Seratus tahun yang lalu, 2 November 1917, Menteri Luar Negeri Inggris Arthur Jamer Balfour, menyiapkan pendirian sebuah tanah air nasional untuk orang-orang Yahudi di Palestina.
Hal itu tertuang dalam sebuah surat yang ditujukan kepada pemimpin Zionis yang menjadi anggota di British House of Lords, Lord Lionel Rothschild.

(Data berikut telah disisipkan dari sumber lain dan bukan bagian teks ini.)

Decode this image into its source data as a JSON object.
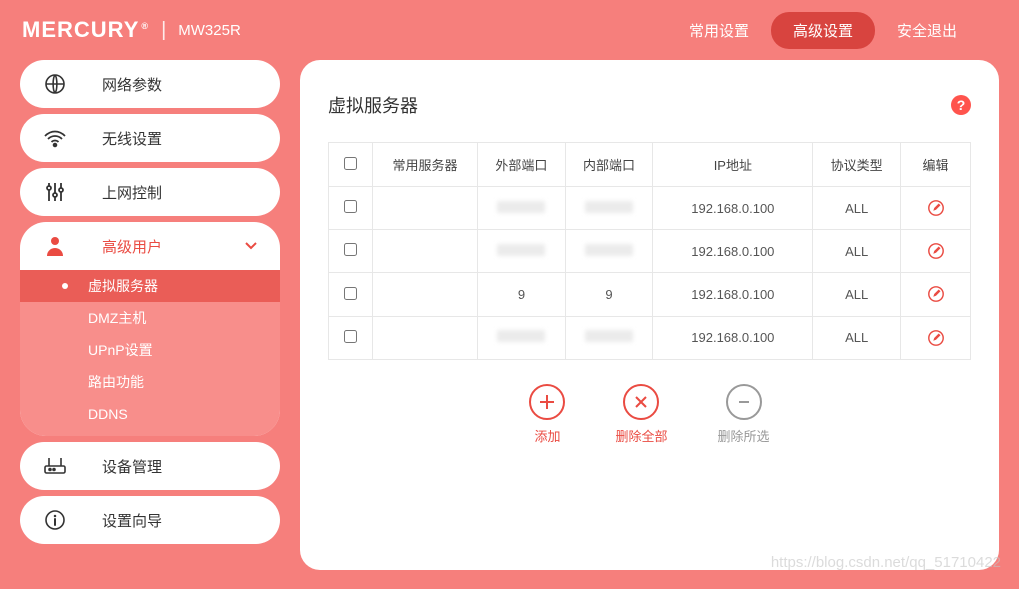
{
  "header": {
    "brand": "MERCURY",
    "model": "MW325R",
    "nav": {
      "basic": "常用设置",
      "advanced": "高级设置",
      "logout": "安全退出"
    }
  },
  "sidebar": {
    "network": "网络参数",
    "wireless": "无线设置",
    "access": "上网控制",
    "advanced_user": "高级用户",
    "sub": {
      "vserver": "虚拟服务器",
      "dmz": "DMZ主机",
      "upnp": "UPnP设置",
      "route": "路由功能",
      "ddns": "DDNS"
    },
    "device": "设备管理",
    "wizard": "设置向导"
  },
  "page": {
    "title": "虚拟服务器"
  },
  "table": {
    "headers": {
      "service": "常用服务器",
      "ext_port": "外部端口",
      "int_port": "内部端口",
      "ip": "IP地址",
      "protocol": "协议类型",
      "edit": "编辑"
    },
    "rows": [
      {
        "service": "",
        "ext_port": "",
        "int_port": "",
        "ip": "192.168.0.100",
        "protocol": "ALL"
      },
      {
        "service": "",
        "ext_port": "",
        "int_port": "",
        "ip": "192.168.0.100",
        "protocol": "ALL"
      },
      {
        "service": "",
        "ext_port": "9",
        "int_port": "9",
        "ip": "192.168.0.100",
        "protocol": "ALL"
      },
      {
        "service": "",
        "ext_port": "",
        "int_port": "",
        "ip": "192.168.0.100",
        "protocol": "ALL"
      }
    ]
  },
  "actions": {
    "add": "添加",
    "delete_all": "删除全部",
    "delete_selected": "删除所选"
  },
  "watermark": "https://blog.csdn.net/qq_51710422"
}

“Sesungguhnya pemerintah yang memiliki keagungan melihat dengan mata sempati kepada pendirian tempat tinggal nasional di Palestina untuk bangsa Yahudi. (Pemerintah) akan mengerahkan upaya maksimalnya untuk memudahkan terwujudkan tujuan ini,” begitu kira-kira bunyi janji Balfour tersebut.
Maka janji itu benar-benar terjadi. Janji dari orang yang tidak memiliki kepada orang yang tidak berhak. Maka dimulailah ganasnya prahara bagi rakyat Palestina yang sampai saat ini masih mengalami penderitaan.
Amerika, Italia dan Prancis segera memberikan dukungan terhadap janji yang menyengsarakan rakyat Palestina ini. Eropa ingin menyudahi masalahnya dengan orang-orang Yahudi dengan mengorbankan bangsa Palestina.